Antibodies to Ribosomal P in Lupus Psychosis Resolving after Rituximab plus Cyclophosphamide – A Case Report

Nicola C. G. Stein, Karsten Conrad and Martin Aringer

Background: Central nervous disease manifestations in systemic lupus erythematosus (SLE) are variable, but may be severe. A subset of these manifestations in the central nervous system (CNS) is caused by antibodies. One antibody in particular, against ribosomal P, is supposed to play a significant role in neuropsychiatric SLE, especially lupus psychosis. Our case supports this idea.

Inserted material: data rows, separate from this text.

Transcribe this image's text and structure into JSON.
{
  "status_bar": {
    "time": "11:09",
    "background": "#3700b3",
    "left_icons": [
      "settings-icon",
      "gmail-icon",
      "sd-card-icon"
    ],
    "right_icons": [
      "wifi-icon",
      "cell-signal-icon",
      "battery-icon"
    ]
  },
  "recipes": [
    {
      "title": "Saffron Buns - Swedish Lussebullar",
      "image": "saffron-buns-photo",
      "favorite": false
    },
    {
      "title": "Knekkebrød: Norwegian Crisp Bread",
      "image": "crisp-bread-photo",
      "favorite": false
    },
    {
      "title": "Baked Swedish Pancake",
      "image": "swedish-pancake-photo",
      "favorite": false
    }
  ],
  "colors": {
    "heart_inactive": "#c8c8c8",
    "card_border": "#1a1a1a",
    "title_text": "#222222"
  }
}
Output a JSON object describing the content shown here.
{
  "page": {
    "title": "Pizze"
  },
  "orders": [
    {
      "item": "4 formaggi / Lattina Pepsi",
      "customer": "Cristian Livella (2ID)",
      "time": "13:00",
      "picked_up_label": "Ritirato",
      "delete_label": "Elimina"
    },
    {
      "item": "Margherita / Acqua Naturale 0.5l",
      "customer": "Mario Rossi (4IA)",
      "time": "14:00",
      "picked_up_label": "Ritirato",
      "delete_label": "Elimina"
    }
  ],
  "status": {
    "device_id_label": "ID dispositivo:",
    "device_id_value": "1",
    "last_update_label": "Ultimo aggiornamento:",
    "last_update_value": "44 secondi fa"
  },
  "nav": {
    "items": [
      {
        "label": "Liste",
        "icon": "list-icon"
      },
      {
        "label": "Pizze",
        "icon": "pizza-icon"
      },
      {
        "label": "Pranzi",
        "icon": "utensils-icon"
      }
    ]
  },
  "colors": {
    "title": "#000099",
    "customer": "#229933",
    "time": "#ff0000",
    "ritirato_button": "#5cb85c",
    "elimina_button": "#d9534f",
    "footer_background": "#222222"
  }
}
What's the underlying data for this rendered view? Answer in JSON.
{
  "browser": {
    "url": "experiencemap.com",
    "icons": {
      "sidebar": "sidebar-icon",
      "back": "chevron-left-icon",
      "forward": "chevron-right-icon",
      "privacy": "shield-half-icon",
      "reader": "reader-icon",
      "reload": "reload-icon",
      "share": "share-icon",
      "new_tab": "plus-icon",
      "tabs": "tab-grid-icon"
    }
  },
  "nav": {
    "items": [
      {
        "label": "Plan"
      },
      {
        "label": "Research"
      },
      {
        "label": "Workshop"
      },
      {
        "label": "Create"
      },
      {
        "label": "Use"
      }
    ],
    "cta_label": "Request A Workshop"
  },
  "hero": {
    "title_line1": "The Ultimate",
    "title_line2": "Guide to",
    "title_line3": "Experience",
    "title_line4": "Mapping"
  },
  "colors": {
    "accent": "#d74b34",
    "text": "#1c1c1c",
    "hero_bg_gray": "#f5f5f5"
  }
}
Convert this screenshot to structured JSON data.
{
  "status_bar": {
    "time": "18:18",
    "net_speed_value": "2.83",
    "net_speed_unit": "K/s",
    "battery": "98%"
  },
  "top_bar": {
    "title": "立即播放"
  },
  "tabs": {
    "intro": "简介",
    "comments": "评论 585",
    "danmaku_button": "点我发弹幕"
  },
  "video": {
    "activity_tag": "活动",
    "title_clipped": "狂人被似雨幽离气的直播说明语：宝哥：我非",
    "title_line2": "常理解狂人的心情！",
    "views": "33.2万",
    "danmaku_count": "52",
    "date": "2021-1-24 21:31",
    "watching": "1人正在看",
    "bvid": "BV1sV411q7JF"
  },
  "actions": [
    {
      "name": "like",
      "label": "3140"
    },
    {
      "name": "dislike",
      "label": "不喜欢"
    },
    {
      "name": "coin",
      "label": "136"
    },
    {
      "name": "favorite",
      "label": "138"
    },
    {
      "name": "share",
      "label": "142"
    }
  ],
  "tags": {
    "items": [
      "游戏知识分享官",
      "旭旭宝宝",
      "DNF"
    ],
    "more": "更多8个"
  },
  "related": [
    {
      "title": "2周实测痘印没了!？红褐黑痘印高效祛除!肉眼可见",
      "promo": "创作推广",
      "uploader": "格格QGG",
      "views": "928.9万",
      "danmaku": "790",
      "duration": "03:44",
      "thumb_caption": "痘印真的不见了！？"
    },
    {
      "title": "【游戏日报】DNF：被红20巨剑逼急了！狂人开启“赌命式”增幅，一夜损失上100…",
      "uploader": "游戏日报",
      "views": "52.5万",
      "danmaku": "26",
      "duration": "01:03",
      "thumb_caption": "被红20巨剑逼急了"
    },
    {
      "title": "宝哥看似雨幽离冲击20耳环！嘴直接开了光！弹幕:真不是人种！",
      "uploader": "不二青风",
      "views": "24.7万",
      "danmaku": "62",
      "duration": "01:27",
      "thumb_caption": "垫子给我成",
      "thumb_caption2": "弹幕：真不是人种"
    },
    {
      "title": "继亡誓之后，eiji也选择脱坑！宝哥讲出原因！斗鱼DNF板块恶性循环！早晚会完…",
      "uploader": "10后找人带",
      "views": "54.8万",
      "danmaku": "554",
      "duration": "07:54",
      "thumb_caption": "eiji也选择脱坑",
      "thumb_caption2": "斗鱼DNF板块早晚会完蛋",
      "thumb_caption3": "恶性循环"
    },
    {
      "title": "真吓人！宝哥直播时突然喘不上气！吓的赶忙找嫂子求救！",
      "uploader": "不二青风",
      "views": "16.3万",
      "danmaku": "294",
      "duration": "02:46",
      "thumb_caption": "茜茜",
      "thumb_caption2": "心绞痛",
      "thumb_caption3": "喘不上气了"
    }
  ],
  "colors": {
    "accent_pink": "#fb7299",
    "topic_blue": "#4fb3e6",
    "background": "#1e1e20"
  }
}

Case: We present a case of a young female who developed severe lupus psychosis after discontinuation of her immunosuppressive treatment for systemic lupus erythematosus without prior central nervous or psychiatric manifestations. Cerebral imaging and liquor analysis was unremarkable, serum analysis showed high titers of both, anti-dsDNA and anti-ribosomal P antibodies. When disease could not be controlled with high dose methylprednisolone, a combination of cyclophosphamide and rituximab was administered. Approximately two weeks after the immunosuppressive combination therapy, mood stabilization and clinical recovery were apparent. After two months the patient was recovered completely. Serology showed a striking decrease in anti-ribosomal P antibodies at this time.
Conclusion: The disease course of this young patient with severe lupus psychosis suggests that the effect of pulse methylprednisolone was on the blood-brain barrier, with only with a dose of 1 g q.d. being effective. Therewith, it supports the idea of lupus psychosis being caused by auto-antibodies entering the CNS. The very high titres of antiribosomal P antibodies in full-blown psychosis, and the pronounced fall of these antibodies thereafter, concomitant with reaching clinical remission, support the concept of anti-ribosomal P antibodies causing lupus psychosis.